Voorts heeft de vrouw aangegeven dat zij na ommekomst van de maximale termijn die zij in de echtelijke woning mag verblijven, nog steeds op zoek zal moeten naar woonruimte in de regio [woonplaats man] en dat naar verwachting zij ook dan niet op korte termijn voor een gesubsidieerde huurwoning in aanmerking kan komen.
6.6
Het hof oordeelt dat dit moment nog geruime tijd duurt en dat voorshands niet aannemelijk is dat de vrouw ook alsdan in de regio [woonplaats man] dan wel Flevoland geen woning zal kunnen verkrijgen en aangewezen is op woonplaatsen die op een vergelijkbare afstand als [woonplaats vrouw] van [woonplaats man] zijn gelegen. Aangezien het hof het in het belang van de kinderen acht dat de vader op een overbrugbare afstand woont gelet op diens taken op het gebied van zorg en opvoeding, zal het hof dan ook de vrouw gelasten om terug te verhuizen naar de echtelijke woning waarover zij het uitsluitend gebruik verkrijgt.
6.7
Daartoe dient dan wel de beschikking voorlopige voorzieningen van 4 februari 2014 te worden gewijzigd.
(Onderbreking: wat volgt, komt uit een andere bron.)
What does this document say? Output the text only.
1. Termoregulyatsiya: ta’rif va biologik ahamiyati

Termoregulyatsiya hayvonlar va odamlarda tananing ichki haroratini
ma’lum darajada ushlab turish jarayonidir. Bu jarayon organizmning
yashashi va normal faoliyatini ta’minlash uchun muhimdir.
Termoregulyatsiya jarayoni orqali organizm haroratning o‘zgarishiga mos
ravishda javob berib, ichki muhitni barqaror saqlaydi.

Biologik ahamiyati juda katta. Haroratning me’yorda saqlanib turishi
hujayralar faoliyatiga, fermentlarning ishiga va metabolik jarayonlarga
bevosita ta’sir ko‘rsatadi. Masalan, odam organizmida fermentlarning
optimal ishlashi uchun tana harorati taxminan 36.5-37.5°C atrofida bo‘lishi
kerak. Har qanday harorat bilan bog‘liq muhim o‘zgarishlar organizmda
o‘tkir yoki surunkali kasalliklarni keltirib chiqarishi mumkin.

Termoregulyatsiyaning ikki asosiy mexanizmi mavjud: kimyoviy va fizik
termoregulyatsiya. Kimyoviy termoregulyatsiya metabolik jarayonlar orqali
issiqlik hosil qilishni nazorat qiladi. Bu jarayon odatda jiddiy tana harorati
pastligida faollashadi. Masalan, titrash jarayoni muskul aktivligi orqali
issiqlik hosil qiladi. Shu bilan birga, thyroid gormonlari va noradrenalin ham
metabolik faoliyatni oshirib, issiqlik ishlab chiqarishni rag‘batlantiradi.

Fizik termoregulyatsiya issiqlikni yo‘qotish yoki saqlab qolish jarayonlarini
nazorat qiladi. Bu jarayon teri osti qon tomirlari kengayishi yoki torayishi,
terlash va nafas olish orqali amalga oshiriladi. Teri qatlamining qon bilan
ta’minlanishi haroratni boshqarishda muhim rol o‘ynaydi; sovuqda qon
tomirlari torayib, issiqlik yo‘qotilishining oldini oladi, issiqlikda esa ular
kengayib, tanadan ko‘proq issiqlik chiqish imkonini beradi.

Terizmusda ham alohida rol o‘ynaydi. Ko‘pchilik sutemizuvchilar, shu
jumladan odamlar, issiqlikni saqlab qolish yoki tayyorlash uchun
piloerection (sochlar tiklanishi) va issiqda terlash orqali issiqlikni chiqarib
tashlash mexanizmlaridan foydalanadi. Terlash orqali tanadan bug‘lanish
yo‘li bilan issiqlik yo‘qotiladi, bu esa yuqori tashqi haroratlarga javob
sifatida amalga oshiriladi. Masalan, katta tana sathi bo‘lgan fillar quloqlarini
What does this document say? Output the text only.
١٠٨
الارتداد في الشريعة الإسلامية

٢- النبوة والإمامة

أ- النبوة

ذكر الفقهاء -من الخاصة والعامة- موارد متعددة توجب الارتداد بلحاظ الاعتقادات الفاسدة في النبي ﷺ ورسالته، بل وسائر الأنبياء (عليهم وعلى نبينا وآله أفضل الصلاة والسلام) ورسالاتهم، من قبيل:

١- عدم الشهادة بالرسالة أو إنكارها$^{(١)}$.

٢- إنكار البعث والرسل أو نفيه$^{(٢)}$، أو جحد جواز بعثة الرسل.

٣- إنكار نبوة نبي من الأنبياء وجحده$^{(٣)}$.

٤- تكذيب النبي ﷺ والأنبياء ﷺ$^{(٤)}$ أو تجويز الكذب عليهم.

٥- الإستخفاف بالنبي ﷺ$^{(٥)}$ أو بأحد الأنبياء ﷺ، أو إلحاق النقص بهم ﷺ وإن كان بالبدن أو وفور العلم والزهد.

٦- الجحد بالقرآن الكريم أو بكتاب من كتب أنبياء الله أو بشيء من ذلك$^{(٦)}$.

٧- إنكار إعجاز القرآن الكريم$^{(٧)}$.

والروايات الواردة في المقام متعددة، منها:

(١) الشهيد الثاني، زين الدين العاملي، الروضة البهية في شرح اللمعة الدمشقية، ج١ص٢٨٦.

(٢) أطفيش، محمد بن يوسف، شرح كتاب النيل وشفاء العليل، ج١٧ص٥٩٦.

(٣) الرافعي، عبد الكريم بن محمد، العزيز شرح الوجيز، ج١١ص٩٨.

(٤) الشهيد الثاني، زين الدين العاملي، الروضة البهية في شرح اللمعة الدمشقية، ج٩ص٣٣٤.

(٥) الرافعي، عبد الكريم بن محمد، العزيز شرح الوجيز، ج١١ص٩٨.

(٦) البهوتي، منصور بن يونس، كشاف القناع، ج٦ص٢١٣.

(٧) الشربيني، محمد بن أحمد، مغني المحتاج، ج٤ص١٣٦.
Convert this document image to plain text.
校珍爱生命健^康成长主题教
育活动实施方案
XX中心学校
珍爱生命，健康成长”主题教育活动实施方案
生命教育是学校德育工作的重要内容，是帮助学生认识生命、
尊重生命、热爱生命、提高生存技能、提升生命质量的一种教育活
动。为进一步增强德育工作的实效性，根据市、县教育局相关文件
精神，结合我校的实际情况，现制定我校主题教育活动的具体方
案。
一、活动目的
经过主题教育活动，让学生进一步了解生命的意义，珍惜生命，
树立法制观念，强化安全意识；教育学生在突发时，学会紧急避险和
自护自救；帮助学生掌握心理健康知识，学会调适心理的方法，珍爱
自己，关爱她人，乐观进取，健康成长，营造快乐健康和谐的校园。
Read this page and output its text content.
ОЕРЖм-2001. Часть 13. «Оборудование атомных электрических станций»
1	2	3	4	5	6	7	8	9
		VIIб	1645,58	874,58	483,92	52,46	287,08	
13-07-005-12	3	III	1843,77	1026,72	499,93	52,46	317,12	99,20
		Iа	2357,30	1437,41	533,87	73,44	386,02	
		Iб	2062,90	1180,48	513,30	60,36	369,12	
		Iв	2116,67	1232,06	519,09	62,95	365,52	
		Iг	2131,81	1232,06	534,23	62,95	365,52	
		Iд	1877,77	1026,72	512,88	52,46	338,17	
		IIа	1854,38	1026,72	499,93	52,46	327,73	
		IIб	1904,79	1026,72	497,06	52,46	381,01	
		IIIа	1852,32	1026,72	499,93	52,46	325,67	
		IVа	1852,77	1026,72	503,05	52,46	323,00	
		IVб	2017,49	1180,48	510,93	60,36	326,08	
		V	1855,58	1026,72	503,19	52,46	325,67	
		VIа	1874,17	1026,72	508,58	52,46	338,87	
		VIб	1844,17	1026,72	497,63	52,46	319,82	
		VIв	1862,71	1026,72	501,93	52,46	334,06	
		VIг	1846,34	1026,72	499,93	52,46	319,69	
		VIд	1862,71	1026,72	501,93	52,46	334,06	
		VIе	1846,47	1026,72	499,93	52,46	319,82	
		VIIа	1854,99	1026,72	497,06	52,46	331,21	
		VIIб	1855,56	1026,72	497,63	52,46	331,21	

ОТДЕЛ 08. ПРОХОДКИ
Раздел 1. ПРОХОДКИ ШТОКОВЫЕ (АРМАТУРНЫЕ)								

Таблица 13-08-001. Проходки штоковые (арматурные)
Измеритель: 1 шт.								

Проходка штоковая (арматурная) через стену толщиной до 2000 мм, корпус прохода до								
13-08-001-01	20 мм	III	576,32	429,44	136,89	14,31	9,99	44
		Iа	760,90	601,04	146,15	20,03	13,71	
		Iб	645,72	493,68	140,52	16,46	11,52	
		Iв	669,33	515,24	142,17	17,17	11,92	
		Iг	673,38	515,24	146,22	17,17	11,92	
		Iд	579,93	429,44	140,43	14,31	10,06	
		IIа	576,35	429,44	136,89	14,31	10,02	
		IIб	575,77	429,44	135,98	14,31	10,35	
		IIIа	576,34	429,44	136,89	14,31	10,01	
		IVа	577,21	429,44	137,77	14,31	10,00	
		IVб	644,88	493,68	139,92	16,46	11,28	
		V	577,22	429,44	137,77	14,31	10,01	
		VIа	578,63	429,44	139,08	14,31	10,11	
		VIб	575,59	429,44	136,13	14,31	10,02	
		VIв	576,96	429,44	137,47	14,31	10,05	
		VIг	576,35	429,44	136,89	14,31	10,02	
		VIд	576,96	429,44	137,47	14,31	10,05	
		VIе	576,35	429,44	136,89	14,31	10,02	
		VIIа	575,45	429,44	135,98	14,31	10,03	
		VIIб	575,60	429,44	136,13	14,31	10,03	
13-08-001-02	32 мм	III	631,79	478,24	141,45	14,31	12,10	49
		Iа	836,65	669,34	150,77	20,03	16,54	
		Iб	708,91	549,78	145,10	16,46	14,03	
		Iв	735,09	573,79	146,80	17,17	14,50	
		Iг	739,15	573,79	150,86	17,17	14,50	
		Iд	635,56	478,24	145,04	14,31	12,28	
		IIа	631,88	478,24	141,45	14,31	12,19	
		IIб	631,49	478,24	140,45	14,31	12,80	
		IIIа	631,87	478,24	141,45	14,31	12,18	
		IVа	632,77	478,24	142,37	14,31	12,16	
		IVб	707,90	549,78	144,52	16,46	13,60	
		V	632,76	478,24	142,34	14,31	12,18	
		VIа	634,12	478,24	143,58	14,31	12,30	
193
Het hof zal de vrouw gebieden om binnen zes weken nadat de man een zodanig wijzigingsverzoek bij de rechtbank Midden Nederland heeft ingediend, met de kinderen haar intrek te nemen in de voormalige echtelijke woning te [woonplaats man], alsmede [minderjarige 1] doen inschrijven op de [school] te [woonplaats man].
Het hof zal het verzoek om aan deze geboden een dwangsom te verbinden vooralsnog voorbij gaan teneinde partijen ook in de gelegenheid te stellen zonder verder bijkomende druk aan hun onderlinge relatie als ouders van drie jonge kinderen te werken. Mocht blijken dat de vrouw weigerachtig is om aan de verhuizing haar medewerking te verlenen, dan kan de man alsnog om oplegging van een dwangsom verzoeken. Het hof zal de zaak op dat punt aanhouden en ambtshalve doorhalen, zodat de man de zaak in dat geval eenvoudig weer op de rol kan plaatsen.
De slotsom
6.8
Het hof zal de man niet ontvankelijk verklaren in zijn subsidiaire vordering sub III wegens het ontbreken van spoedeisend belang en gelet op het appelverbod van artikel 824 Rv. Het vonnis waarvan beroep zal worden vernietigd en de vorderingen sub I en II zullen worden toegewezen als hierna volgt. Gelet op de familieverhouding tussen partijen zal het hof de kosten van de procedure in hoger beroep compenseren in die zin dat elke partij de eigen kosten draagt. Voorts zal het hof ten aanzien van de gevraagde dwangsom de zaak vooralsnog ambtshalve doorhalen.

7.De beslissing

Het hof, recht doende in hoger beroep:
verklaart de man niet ontvankelijk in zijn subsidiaire vordering sub III;
vernietigt het vonnis van de voorzieningenrechter in de rechtbank te Noord-Nederland, locatie Leeuwarden en opnieuw rechtdoende:
veroordeelt de vrouw om binnen zes weken nadat de man een dienovereenkomstig verzoek tot wijziging van de beschikking voorlopige voorzieningen d.d. 4 februari 2014 heeft ingediend, haar intrek te nemen, met de minderjarige kinderen, in de voormalige echtelijke woning aan [adres] te [woonplaats man] waarover zij het uitsluitend gebruik verkrijgt alsmede om [minderjarige 1] te doen inschrijven aan de [school] te [woonplaats man];
verklaart dit arrest tot zover uitvoerbaar bij voorraad;
houdt de beslissing ten aanzien van de gevorderde dwangsom aan;
wijst het meer of anders gevorderde af;
bepaalt dat de zaak op de rol zal worden doorgehaald en dat de man de zaak, indien de vrouw zich weigerachtig betoont om deze uitspraak na te leven, de zaak weer op de rol kan doen plaatsen voor het wijzen van nader arrest omtrent de dwangsom;
Dit arrest is gewezen door mr. J.H. Kuiper, mr. L. Groefsema en mr. A.J. Verheij en is door de rolraadsheer in tegenwoordigheid van de griffier in het openbaar uitgesproken op dinsdag 6 mei 2014.